无论编译器做什么,下一次调用函数时都不能看到对str2内容的修改(就像其他自动变量一样)。
If str2
is global (which gives it static storage duration), then the data will end up in the read/write data segment. This also happens if you give the array static storage duration inside the function, as in
如果str2是全局的(给它静态存储持续时间),则数据将以读/写数据段结束。如果在函数内部给出数组静态存储持续时间,也会发生这种情况,如
static char str2[] = "defg";
When initiliazing a pointer with a string literal, as in
使用字符串文字初始化指针时,如
char *s = "defg";
, the data ends up in the read-only data segment, and the rules for how the pointer itself is initialized with the address of the data are the same as above.

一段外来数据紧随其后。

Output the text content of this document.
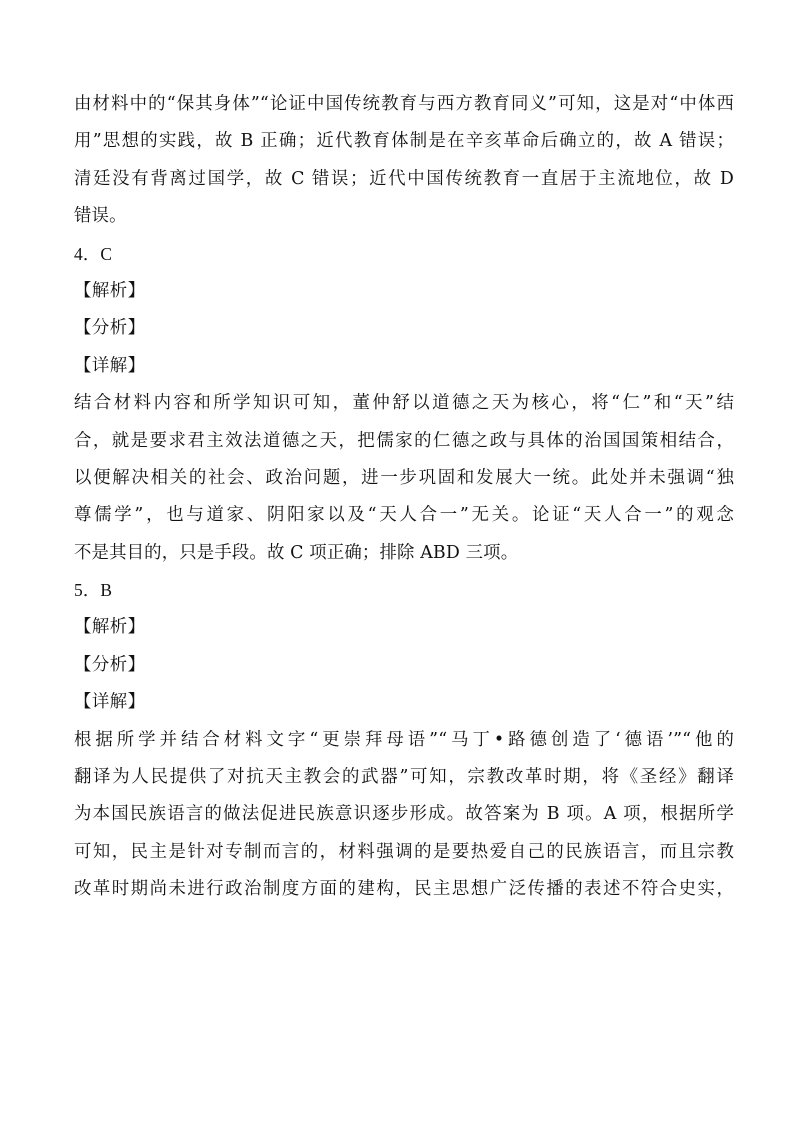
由材料中的“保其身体”“论证中国传统教育与西方教育同义”可知，这是对“中体西
用”思想的实践，故 B 正确；近代教育体制是在辛亥革命后确立的，故 A 错误；
清廷没有背离过国学，故 C 错误；近代中国传统教育一直居于主流地位，故 D
错误。
4．C
【解析】
【分析】
【详解】
结合材料内容和所学知识可知，董仲舒以道德之天为核心，将“仁”和“天”结
合，就是要求君主效法道德之天，把儒家的仁德之政与具体的治国国策相结合，
以便解决相关的社会、政治问题，进一步巩固和发展大一统。此处并未强调“独
尊儒学”，也与道家、阴阳家以及“天人合一”无关。论证“天人合一”的观念
不是其目的，只是手段。故 C 项正确；排除 ABD 三项。
5．B
【解析】
【分析】
【详解】
根据所学并结合材料文字“更崇拜母语”“马丁•路德创造了‘德语’”“他的
翻译为人民提供了对抗天主教会的武器”可知，宗教改革时期，将《圣经》翻译
为本国民族语言的做法促进民族意识逐步形成。故答案为 B 项。A 项，根据所学
可知，民主是针对专制而言的，材料强调的是要热爱自己的民族语言，而且宗教
改革时期尚未进行政治制度方面的建构，民主思想广泛传播的表述不符合史实，
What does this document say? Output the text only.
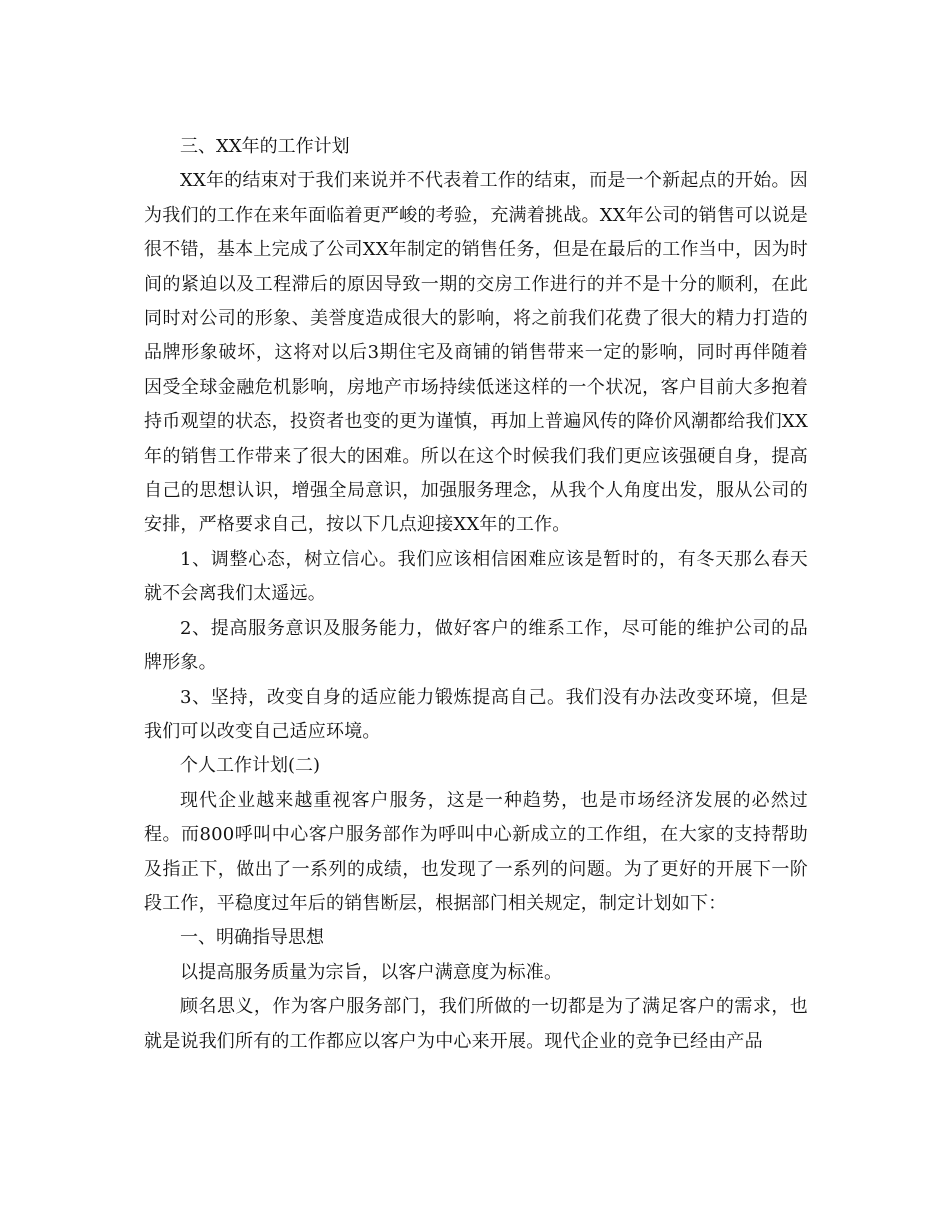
三、XX年的工作计划

XX年的结束对于我们来说并不代表着工作的结束，而是一个新起点的开始。因为我们的工作在来年面临着更严峻的考验，充满着挑战。XX年公司的销售可以说是很不错，基本上完成了公司XX年制定的销售任务，但是在最后的工作当中，因为时间的紧迫以及工程滞后的原因导致一期的交房工作进行的并不是十分的顺利，在此同时对公司的形象、美誉度造成很大的影响，将之前我们花费了很大的精力打造的品牌形象破坏，这将对以后3期住宅及商铺的销售带来一定的影响，同时再伴随着因受全球金融危机影响，房地产市场持续低迷这样的一个状况，客户目前大多抱着持币观望的状态，投资者也变的更为谨慎，再加上普遍风传的降价风潮都给我们XX年的销售工作带来了很大的困难。所以在这个时候我们我们更应该强硬自身，提高自己的思想认识，增强全局意识，加强服务理念，从我个人角度出发，服从公司的安排，严格要求自己，按以下几点迎接XX年的工作。

1、调整心态，树立信心。我们应该相信困难应该是暂时的，有冬天那么春天就不会离我们太遥远。

2、提高服务意识及服务能力，做好客户的维系工作，尽可能的维护公司的品牌形象。

3、坚持，改变自身的适应能力锻炼提高自己。我们没有办法改变环境，但是我们可以改变自己适应环境。

个人工作计划(二)

现代企业越来越重视客户服务，这是一种趋势，也是市场经济发展的必然过程。而800呼叫中心客户服务部作为呼叫中心新成立的工作组，在大家的支持帮助及指正下，做出了一系列的成绩，也发现了一系列的问题。为了更好的开展下一阶段工作，平稳度过年后的销售断层，根据部门相关规定，制定计划如下：

一、明确指导思想

以提高服务质量为宗旨，以客户满意度为标准。

顾名思义，作为客户服务部门，我们所做的一切都是为了满足客户的需求，也就是说我们所有的工作都应以客户为中心来开展。现代企业的竞争已经由产品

,数据最终在只读数据段中,指针本身如何用数据地址初始化的规则与上面相同。
#2
1
When an aggregate object in memory is initialized with a compile-time aggregate value (which is not limited to string literals), the compiler always has a choice
当使用编译时聚合值(不限于字符串文字)初始化内存中的聚合对象时,编译器始终可以选择
-
Pre-build the complete initializer in read-only data section at compile time, and then just copy the whole thing into the modifiable target value by using
memcpy
at run time.在编译时在只读数据部分中预构建完整的初始化程序,然后在运行时使用memcpy将整个内容复制到可修改的目标值中。
-
Generate code that will directly build the target value "in-place" piece-by-piece at run time.
生成代码,该代码将在运行时逐个“就地”直接构建目标值。
Basically, the first is the "data-based" approach and the second is the "code-based" approach. In your case the compiler uses code-based solution, probably because the literal is short. Use a longer literal and, I suspect, it will eventually switch to the first approach.
基本上,第一种是“基于数据”的方法,第二种是“基于代码”的方法。在您的情况下,编译器使用基于代码的解决方案,可能是因为文字很短。使用更长的文字,我怀疑它最终将切换到第一种方法。
One can probably imagine that in some cases a mixed approach might be used by some compiler: part of the data is pre-build somewhere and memcpy
-ed from there, the rest of the data is built on the fly.
人们可以想象,在某些情况下,某些编译器可能会使用混合方法:部分数据在某处预构建并从那里进行memcpy-ed,其余数据是即时构建的。